06 - Add drained pasta to the sauce and gently toss to combine. Adjust consistency with reserved pasta water if necessary.
07 - Adjust seasoning to taste. Garnish with fresh parsley and lemon wedges. Serve immediately.

# Tips from the Pros:

01 -
  • The wine and tomato base creates a sauce so silky it makes you wonder why you ever bought jarred marinara.
  • Four types of seafood mean you get different textures and flavors in every bite, but they all cook fast enough for a weeknight dinner.
  • It feels elegant enough to impress guests, but honest enough that it tastes like someone who actually loves cooking made it.
02 -
  • Don't add seafood to the sauce until you're ready to serve; cooking it too far in advance makes shrimp tough and mussels rubbery.
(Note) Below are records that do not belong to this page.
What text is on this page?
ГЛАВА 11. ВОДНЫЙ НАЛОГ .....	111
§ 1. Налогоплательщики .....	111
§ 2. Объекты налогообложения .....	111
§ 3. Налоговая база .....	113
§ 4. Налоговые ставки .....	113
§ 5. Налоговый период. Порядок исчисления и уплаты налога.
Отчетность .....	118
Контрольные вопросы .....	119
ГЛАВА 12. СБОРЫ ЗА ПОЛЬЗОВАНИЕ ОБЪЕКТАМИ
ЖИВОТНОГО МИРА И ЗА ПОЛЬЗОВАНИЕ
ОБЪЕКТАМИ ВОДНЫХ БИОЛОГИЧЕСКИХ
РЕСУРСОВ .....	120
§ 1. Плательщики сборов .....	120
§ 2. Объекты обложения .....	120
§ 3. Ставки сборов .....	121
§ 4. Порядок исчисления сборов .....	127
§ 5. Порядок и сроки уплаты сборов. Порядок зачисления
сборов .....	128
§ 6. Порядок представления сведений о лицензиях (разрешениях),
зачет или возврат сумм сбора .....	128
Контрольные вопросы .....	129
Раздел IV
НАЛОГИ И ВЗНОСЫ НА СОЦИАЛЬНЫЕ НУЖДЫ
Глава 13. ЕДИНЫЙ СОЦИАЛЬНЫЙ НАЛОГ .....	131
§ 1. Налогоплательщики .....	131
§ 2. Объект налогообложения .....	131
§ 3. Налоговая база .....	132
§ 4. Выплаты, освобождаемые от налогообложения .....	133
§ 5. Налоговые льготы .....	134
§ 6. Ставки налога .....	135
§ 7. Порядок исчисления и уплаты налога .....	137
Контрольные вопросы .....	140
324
  • Mussels that don't open during cooking aren't being stubborn—they're dead, and eating them is genuinely risky; toss them without guilt.
  • The sauce needs that pasta water; it's not cheating, it's the difference between sauce that coats and sauce that pools at the bottom of the bowl.
03 -
  • Reserve that pasta water before draining—it's not extra work, and it saves you if your sauce is too thick.
  • A squeeze of fresh lemon at the very end transforms the whole dish by brightening the rich sauce and cutting through any heaviness.